The extraperitoneal location of these abscesses often results in minimal and nonspecific clinical signs. Abdominal pain is typically a late symptom in retroperitoneal abscesses and has been reported in fewer than 50% of cases [11]. These abscesses can extend to adjacent areas such as the thigh, groin, or scrotum. The mean time from symptom onset to diagnosis has been reported to be around 13 days. In our case, the abscess had not extended beyond the abdomen. The patient reported right-sided flank pain three days prior to hospitalization and described intermittent upper back pain during the preceding three months.
Conclusions
Retroperitoneal abscesses represent challenging infectious conditions, particularly in immunocompromised individuals. The nonspecific nature of clinical symptoms may contribute to delayed diagnosis and increase the risk of complications. For patients with diabetes with recurrent urinary tract infections, radiological evaluation of the retroperitoneal space should be considered an essential component of clinical assessment.

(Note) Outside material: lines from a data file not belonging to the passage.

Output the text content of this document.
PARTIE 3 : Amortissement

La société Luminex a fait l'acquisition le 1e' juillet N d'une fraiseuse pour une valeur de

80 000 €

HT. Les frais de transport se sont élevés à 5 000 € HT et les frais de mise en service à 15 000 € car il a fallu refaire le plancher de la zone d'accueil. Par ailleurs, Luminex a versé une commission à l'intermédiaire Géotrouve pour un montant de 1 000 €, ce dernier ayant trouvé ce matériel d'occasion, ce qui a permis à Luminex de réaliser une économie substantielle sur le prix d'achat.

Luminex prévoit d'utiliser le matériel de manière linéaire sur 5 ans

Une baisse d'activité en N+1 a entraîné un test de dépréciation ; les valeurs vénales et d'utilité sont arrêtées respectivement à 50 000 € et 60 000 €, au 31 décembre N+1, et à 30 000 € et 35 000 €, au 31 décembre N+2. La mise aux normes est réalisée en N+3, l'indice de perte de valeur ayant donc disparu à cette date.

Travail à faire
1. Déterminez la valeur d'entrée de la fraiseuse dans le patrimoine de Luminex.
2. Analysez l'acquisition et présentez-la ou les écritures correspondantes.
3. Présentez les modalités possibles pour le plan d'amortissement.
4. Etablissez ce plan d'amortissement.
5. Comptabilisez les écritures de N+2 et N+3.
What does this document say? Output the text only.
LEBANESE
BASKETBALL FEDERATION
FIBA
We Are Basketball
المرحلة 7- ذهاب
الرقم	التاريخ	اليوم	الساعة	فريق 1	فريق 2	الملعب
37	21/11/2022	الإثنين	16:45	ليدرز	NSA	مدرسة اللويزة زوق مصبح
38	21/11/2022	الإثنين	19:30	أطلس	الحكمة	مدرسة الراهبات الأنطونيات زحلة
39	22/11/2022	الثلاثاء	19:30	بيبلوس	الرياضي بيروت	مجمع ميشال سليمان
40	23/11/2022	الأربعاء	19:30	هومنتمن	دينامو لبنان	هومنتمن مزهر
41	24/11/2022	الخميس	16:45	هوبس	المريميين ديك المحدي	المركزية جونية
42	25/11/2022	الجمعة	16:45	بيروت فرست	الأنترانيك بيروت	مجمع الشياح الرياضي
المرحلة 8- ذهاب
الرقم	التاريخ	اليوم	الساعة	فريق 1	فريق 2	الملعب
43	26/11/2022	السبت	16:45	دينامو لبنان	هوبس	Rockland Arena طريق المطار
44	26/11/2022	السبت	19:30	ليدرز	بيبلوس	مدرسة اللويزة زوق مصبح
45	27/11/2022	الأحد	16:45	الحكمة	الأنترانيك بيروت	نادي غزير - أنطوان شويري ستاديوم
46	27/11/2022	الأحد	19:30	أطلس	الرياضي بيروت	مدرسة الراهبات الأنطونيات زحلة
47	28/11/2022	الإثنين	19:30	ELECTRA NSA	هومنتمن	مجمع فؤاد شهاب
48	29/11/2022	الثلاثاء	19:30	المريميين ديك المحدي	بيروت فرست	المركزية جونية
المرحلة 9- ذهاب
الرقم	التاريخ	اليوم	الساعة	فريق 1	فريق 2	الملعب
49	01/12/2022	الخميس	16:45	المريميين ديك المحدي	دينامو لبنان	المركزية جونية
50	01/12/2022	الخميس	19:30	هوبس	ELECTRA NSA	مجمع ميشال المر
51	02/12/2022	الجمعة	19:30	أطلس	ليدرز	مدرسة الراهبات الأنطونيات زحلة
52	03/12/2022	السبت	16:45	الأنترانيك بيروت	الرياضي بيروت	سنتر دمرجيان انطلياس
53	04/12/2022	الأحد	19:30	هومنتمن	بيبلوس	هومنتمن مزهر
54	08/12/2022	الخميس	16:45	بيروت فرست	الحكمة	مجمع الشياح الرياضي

This case illustrates that a multiloculated retroperitoneal abscess caused by Klebsiella pneumoniae in a patient with diabetes can be effectively treated with percutaneous drainage under ultrasonographic guidance combined with appropriate antibiotic therapy. It should also be noted that repeat drainage procedures may be required when the initial intervention is insufficient.
In summary, although retroperitoneal abscesses are rare, early diagnosis and a multidisciplinary treatment approach enable successful management. This report emphasizes the importance of considering retroperitoneal abscesses in the differential diagnosis and highlights that timely intervention can significantly improve patient outcomes, especially in those with diabetes. Additionally, while open drainage has traditionally been the first-line treatment for multiloculated retroperitoneal abscesses, our case demonstrates that multistaged or multiple-catheter percutaneous drainage can serve as an effective and less invasive alternative. Given the higher risk of recurrence compared with open drainage, careful long-term follow-up exceeding one year is strongly recommended.